Columbine survivor Missy Mendo and her 4-year-old daughter, Ellie (Courtesy Missy Mendo)
Columbine survivor Missy Mendo and her 4-year-old daughter, Ellie (Courtesy Missy Mendo)

In the fall, Mendo's 4-year-old daughter, Ellie, will start pre-K. But after Tuesday’s school shooting in Uvalde, Texas, Mendo can’t bring herself to complete the paperwork. At least not this week.

“I need a minute to process everything. It’s like, when is this going to end? How is this continuing to happen?" Mendo said. “But I also want to be so cautious with my kiddo — my number one goal is that I don’t project my fears onto her. I want her to live her life to the fullest.”

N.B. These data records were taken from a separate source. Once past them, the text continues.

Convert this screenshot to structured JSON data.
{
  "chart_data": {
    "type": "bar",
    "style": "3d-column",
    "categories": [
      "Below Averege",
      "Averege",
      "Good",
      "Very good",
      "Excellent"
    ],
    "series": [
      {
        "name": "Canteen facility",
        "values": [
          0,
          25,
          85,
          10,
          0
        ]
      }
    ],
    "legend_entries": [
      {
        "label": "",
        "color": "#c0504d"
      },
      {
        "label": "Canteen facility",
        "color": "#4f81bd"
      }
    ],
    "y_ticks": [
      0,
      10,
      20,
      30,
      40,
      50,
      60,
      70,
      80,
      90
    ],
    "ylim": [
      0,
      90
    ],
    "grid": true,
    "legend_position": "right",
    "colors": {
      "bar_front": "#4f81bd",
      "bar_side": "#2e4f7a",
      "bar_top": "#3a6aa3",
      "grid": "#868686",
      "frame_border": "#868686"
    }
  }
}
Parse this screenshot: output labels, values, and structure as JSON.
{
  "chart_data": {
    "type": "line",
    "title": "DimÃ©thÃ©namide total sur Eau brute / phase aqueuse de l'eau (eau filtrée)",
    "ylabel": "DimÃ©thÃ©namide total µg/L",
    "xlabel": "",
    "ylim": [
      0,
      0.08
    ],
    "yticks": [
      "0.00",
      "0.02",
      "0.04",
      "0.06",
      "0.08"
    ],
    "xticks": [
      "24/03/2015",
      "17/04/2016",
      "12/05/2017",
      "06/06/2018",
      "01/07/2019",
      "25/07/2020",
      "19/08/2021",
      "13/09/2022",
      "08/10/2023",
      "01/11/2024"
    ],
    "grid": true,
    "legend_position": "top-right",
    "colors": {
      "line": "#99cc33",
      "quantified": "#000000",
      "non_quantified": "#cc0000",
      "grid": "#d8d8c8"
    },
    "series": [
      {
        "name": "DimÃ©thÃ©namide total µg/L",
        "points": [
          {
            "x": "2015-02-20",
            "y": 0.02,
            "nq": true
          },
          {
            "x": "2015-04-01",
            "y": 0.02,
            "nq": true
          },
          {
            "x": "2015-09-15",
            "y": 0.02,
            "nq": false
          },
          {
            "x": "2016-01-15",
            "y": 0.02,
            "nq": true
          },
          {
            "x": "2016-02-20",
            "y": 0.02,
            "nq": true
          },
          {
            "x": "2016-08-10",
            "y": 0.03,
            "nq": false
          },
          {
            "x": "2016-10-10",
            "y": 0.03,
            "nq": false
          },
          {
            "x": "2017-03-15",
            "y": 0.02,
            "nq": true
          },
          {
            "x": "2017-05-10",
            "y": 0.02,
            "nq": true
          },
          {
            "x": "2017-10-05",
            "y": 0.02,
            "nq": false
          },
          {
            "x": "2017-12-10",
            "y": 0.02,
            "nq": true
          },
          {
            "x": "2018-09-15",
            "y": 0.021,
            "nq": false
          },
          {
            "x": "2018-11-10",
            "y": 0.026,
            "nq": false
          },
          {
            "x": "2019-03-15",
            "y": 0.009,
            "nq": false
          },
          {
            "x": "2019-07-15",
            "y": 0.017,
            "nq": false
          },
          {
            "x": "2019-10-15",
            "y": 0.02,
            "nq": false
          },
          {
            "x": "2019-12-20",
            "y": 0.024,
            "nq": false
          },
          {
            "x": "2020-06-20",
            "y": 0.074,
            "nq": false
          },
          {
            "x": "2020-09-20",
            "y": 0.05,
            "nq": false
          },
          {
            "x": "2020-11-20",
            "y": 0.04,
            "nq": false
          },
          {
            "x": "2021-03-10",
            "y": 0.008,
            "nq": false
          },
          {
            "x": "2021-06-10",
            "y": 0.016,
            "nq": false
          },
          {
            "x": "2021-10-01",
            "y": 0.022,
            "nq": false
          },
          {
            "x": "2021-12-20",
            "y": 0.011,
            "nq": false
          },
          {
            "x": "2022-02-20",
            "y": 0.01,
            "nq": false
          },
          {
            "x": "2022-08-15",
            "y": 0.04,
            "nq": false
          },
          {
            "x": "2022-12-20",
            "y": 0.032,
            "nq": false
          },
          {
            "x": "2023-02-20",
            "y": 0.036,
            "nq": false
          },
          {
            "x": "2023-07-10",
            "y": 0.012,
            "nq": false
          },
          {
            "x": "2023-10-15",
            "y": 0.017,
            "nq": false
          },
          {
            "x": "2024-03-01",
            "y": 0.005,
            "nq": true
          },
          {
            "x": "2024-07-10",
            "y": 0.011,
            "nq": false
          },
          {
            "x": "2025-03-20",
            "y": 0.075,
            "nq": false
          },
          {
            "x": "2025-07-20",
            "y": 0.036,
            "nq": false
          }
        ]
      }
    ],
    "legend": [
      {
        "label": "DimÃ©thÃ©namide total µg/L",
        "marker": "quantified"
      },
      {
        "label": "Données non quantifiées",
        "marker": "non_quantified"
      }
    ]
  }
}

Ellie is unaware of what happened to her mom.

"She's too young to understand," Mendo said.

Salli Garrigan's junior class photo. She was wearing the same outfit on the day of the shooting in 1999. (Courtesy Salli Garrigan)
Salli Garrigan's junior class photo. She was wearing the same outfit on the day of the shooting in 1999. (Courtesy Salli Garrigan)

Salli Garrigan, a fellow mom and Columbine survivor, understands what Mendo is going through. Garrigan was in choir class — her “happy, safe place” — when pandemonium erupted. At the time, she was a junior.

“Half of us hid and half of us ran. I was one that ran,” Garrigan, now 39, told TODAY. “Glass from the front doors of school shattered in front of us, and then a teacher waved us down another hall toward a route to safety. I was lucky. I got out pretty quickly.”

April 20, 2022, marked the 23rd anniversary of the Columbine massacre but more than two decades later, Garrigan said the memories feel fresh.

“Sometimes I’ll hear a sound and it brings me right back,” she said.

Turning grief into action

Mendo, who still lives in Colorado, is director of community outreach at The Rebels Project, a support group for survivors of mass shootings.

It took Garrigan a little longer to find her voice.

“I was like, I’m not gonna let [the shootings] define me,” Garrigan said. “And that’s how I felt until I had children. Then suddenly everything was different.”

Garrigan and her husband, Patrick, are parents of 7-year-old daughter, Dottie, and 3-year-old son, Hugh.

“When I became a mom, I realized I had to start fighting,” Garrigan, who resides in New York, said. “I went into mama bear mode. [After Columbine], we were told this was never going to happen again — but it keeps happening."

Salli Garrigan posed with her husband, Patrick, and their kids, Dottie and Hugh. (Courtesy Salli Garrigan)
Salli Garrigan posed with her husband, Patrick, and their kids, Dottie and Hugh. (Courtesy Salli Garrigan)

Today Garrigan is an active member of Moms Demand Action, which was founded after Sandy Hook, and the Everytown Survivor Network, a community of survivors working together to end gun violence.

Garrigan, like Mendo, suffers from PTSD. She, too, is careful not to project onto her children. On Wednesday morning, hours after the Texas shooting, Dottie and Hugh both went off to school. Garrigan never considered keeping them home.

“I just never want these tragedies to win,” Garrigan said. “As hard as it is, when this keeps happening, we just have to keep pushing forward. You give them a long, weird lingering hug and then you let go.”